Odd that the Bundy story didn’t preoccupy the press as much as a Trump sneeze
By Bob Dorn
Mainstream media largely failed to come up with breaking news of the arrest of the Bundys and a significant number of their cohort this week.
It was a failure that may have been intended. For weeks after January 2nd—when the cowboy sons of Nevada’s Cliven Bundy took over the Malheur bird refuge in Paiute Indian territory—the major outlets of television and traditional press just seemed to look the other way.
Did we learn where and how the negotiations between the FBI and the cowboy fantasists were taking place? Why did they run so late in the game stories about what laws were being broken? Normal journalistic behavior wasn’t much in evidence, unless you look at what the local press in Oregon was doing.
There it was a different story. The small presses and radio stations were covering city hall meetings where the Bundys freely traveled so they could convince local residents of the righteousness of their cause. Those stories indicate most residents wanted them out. Some videos appeared online. Information was out there, it just wasn’t skylined and spotlighted by the nationals.
Odd that the Bundy story didn’t preoccupy the press as much as a Trump sneeze.
Here’s a quick look at how we learned the Bundys and their Boys had their shootout with the FBI in which one of them was killed.
Local radio stations were carrying the news by midday.
Daily Kos had tweets up by 5:53 the same day saying one of the Bundys’ top dogs was still at the Malheur refuge, vowing to fight if the FBI used force to round up the rest of the dogs.
I watched Lester Holt on NBC nightly news at 5:30 p.m. and there was nothing. CBS and its drone anchor, Scott Pelley, had nothing.
By 9:55 p.m. CBS had posted an online story by Associated Press.
The day after the story, January 27, The New York Times had nothing on the front page of its online edition, except for a reefer click line that takes the reader to a gallery of 5 pictures from its archives, including one of the dead cowboy terrorist Lavoy Finicum, and 6 mughots of some of those arrested. There was no story.
A sister paper of The Times, The Boston Globe, did better, showing the story as its lead story of the day. The Chicago Tribune did as well.
The LA Times used a general transportation story for its top of the page, and referred to the Bundy story with a click box.
Google News took the story more seriously, using the LA Times story that the paper had downplayed.
Surely it’s true this is a quick and slight survey of the coverage.

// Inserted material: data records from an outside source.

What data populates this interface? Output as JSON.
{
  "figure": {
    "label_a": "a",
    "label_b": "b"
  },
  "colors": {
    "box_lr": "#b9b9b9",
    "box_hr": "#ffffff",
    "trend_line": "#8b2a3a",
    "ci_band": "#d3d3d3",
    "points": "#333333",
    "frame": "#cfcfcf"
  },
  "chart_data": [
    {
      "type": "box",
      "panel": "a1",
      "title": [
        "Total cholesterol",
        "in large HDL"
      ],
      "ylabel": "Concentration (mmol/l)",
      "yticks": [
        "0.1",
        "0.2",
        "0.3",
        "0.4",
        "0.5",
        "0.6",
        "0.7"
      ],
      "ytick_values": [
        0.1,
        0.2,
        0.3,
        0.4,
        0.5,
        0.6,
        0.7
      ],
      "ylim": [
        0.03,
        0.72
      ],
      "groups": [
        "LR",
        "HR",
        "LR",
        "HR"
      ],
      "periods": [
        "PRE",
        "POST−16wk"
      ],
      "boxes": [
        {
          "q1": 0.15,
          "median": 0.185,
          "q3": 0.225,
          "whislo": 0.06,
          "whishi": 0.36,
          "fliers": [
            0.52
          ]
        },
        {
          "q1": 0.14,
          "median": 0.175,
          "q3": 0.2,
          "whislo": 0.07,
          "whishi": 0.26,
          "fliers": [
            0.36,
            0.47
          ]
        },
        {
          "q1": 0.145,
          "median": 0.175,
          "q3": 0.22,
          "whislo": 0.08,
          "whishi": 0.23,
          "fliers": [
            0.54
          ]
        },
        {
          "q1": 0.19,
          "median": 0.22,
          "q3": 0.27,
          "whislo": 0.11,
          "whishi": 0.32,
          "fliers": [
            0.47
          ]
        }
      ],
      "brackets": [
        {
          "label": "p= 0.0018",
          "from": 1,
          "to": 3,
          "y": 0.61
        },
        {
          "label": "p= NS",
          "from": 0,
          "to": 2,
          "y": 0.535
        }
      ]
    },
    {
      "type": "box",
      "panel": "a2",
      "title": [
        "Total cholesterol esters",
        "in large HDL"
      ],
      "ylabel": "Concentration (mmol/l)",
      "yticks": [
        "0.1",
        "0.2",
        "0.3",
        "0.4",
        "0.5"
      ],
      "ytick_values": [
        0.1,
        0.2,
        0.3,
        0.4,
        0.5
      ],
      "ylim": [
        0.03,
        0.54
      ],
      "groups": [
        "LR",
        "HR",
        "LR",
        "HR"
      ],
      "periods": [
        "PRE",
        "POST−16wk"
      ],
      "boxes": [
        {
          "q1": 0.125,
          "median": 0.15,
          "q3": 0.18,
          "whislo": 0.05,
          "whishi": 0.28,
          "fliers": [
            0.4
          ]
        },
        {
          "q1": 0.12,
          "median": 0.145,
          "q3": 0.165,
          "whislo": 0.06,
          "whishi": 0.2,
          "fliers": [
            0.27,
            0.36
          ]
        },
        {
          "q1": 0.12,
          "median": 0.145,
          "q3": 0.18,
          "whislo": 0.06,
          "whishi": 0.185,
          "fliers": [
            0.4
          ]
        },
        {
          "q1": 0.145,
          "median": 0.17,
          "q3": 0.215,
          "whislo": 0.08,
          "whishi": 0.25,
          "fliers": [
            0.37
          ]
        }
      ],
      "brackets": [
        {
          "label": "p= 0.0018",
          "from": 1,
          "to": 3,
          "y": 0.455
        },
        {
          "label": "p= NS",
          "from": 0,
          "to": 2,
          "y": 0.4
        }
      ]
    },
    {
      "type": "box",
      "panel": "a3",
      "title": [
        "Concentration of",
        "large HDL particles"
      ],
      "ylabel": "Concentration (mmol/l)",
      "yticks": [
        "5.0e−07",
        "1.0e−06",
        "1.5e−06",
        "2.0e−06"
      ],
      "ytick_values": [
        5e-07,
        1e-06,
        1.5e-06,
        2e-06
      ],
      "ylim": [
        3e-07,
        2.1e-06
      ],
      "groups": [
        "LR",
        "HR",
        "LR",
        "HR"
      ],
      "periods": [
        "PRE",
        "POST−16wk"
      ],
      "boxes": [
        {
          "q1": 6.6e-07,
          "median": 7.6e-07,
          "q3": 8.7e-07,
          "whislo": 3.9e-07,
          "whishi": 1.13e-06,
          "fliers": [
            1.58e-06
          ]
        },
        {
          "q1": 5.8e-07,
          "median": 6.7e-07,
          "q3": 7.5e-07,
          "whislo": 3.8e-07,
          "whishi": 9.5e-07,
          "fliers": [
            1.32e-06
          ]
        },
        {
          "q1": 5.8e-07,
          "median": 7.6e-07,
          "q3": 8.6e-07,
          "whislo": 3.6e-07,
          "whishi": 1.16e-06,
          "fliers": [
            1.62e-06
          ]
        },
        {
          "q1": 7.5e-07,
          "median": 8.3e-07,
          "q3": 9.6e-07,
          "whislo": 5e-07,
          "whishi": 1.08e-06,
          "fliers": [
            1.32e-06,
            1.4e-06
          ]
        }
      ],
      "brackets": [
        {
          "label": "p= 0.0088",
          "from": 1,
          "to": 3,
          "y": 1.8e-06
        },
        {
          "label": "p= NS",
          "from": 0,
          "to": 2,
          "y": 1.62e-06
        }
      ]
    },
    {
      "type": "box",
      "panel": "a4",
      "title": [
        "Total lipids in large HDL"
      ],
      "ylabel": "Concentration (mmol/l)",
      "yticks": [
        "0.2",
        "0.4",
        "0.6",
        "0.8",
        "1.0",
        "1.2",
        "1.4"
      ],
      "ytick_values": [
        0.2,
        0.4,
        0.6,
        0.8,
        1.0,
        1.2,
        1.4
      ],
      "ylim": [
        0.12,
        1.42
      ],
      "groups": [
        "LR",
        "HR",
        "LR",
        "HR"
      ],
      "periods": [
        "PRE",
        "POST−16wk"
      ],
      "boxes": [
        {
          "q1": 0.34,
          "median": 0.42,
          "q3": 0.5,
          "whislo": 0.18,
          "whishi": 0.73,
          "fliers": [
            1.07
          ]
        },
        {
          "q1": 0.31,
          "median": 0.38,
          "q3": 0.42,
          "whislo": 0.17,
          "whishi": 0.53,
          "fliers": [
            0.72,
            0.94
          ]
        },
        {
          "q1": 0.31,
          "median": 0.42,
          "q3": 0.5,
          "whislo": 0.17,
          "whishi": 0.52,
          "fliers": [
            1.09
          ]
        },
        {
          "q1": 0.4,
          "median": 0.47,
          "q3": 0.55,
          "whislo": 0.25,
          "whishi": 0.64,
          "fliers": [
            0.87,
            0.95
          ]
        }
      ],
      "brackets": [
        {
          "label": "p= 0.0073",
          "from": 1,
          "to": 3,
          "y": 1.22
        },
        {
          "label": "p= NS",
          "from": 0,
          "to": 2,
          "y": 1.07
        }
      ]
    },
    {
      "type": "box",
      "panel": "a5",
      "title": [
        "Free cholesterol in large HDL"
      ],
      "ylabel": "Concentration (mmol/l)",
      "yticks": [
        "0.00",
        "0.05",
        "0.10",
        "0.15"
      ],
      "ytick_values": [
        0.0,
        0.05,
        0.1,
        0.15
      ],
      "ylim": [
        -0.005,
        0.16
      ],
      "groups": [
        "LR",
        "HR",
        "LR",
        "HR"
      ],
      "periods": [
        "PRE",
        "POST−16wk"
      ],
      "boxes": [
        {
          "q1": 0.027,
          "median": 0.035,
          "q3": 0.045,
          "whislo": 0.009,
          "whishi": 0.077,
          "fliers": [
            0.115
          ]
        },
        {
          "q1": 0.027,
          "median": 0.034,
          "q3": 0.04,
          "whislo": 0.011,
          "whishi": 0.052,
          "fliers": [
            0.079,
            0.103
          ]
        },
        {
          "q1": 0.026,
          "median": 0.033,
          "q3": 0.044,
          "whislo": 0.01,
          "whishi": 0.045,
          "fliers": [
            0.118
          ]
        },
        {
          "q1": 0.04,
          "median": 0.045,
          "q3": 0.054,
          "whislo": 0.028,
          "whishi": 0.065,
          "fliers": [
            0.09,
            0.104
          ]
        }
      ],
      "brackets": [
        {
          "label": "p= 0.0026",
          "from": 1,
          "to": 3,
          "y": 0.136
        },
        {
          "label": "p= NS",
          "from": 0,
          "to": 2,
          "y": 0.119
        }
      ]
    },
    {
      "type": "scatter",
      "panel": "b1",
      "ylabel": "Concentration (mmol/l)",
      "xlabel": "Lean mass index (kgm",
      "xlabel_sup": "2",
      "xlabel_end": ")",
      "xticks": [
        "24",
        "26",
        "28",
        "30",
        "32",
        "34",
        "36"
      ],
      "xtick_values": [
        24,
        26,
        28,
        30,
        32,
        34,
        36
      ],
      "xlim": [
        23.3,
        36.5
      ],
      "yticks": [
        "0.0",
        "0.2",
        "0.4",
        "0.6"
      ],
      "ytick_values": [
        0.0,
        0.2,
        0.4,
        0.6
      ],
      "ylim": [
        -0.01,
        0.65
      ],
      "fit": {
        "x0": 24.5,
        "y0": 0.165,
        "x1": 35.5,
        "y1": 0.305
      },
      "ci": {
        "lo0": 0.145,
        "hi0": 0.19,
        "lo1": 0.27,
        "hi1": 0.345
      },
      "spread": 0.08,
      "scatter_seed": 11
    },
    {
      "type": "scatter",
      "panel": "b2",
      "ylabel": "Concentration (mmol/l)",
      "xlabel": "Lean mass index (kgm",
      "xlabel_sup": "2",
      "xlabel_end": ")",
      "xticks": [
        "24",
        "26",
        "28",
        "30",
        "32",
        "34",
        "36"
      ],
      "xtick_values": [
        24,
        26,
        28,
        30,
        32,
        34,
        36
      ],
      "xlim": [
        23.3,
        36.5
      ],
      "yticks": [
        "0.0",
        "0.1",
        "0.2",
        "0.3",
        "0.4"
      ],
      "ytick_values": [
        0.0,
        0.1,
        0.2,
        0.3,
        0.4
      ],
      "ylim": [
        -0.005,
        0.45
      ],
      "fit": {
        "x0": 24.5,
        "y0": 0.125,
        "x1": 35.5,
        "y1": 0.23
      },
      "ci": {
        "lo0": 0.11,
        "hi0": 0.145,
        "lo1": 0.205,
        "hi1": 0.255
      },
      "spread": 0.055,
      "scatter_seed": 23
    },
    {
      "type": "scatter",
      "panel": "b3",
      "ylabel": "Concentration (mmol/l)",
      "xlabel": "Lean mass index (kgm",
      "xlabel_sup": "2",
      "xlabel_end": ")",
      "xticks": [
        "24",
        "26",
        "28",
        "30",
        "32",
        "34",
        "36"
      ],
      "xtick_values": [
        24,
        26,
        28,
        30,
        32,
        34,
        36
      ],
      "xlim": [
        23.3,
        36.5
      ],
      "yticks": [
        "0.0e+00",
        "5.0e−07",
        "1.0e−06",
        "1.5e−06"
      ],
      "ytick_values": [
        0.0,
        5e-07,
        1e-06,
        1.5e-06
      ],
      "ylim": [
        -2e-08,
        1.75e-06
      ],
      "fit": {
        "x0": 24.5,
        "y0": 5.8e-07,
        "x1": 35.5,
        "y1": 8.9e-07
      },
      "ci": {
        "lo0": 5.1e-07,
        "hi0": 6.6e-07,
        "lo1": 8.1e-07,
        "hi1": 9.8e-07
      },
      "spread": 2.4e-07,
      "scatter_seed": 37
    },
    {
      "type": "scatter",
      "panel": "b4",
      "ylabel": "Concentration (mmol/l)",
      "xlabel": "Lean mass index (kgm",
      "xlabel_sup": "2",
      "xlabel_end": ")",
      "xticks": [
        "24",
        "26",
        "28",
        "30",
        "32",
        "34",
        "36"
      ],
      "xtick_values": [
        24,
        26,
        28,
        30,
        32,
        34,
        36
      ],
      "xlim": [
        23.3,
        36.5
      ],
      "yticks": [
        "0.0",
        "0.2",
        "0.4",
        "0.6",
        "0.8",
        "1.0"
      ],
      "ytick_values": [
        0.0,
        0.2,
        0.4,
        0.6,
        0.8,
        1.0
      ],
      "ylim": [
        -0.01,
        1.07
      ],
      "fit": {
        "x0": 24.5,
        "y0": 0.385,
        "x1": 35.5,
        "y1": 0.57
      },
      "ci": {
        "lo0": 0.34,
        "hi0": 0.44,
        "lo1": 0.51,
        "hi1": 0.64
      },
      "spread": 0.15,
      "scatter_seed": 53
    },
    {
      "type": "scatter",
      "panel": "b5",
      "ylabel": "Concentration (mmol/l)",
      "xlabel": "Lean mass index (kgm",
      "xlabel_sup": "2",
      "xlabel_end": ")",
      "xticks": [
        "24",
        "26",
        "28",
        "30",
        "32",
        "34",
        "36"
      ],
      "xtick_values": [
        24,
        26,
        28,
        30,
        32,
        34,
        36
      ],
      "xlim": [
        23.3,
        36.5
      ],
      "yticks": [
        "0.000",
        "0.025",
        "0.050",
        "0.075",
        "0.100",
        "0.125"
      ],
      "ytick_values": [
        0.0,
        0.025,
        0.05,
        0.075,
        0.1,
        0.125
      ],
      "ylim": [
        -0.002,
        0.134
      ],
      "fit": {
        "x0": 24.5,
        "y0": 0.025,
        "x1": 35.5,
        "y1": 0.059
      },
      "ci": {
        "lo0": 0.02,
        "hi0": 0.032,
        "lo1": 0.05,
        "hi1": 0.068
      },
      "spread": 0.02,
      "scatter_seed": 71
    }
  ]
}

But all national coverage came well after—the day after—local sources were reporting the story. It almost seemed like the national people were hoping no one had noticed the arrests. Sort of like the reverse of journalism; look away from the story so you can say there is no story.
Surely there will be books out on the Bundys, and maybe some reprints of books on similar militant, radical, nativist, racist, white and privileged gun nuts whom our law enforcement normally handles with more care than 12-year-old kids waving a toy pistol in a snowy portion of a Cleveland park.
We’ll know eventually how many or how few gun cowboys were with the Bundys and why they were able to travel freely to city hall meetings outside the territory they occupied. And we’ll know what changed the minds of the FBI and brought about the roadblock that caught the 10 people last Tuesday.
But it’s pretty clear the national press has no interest in saying why it couldn’t give us breaking information on this story.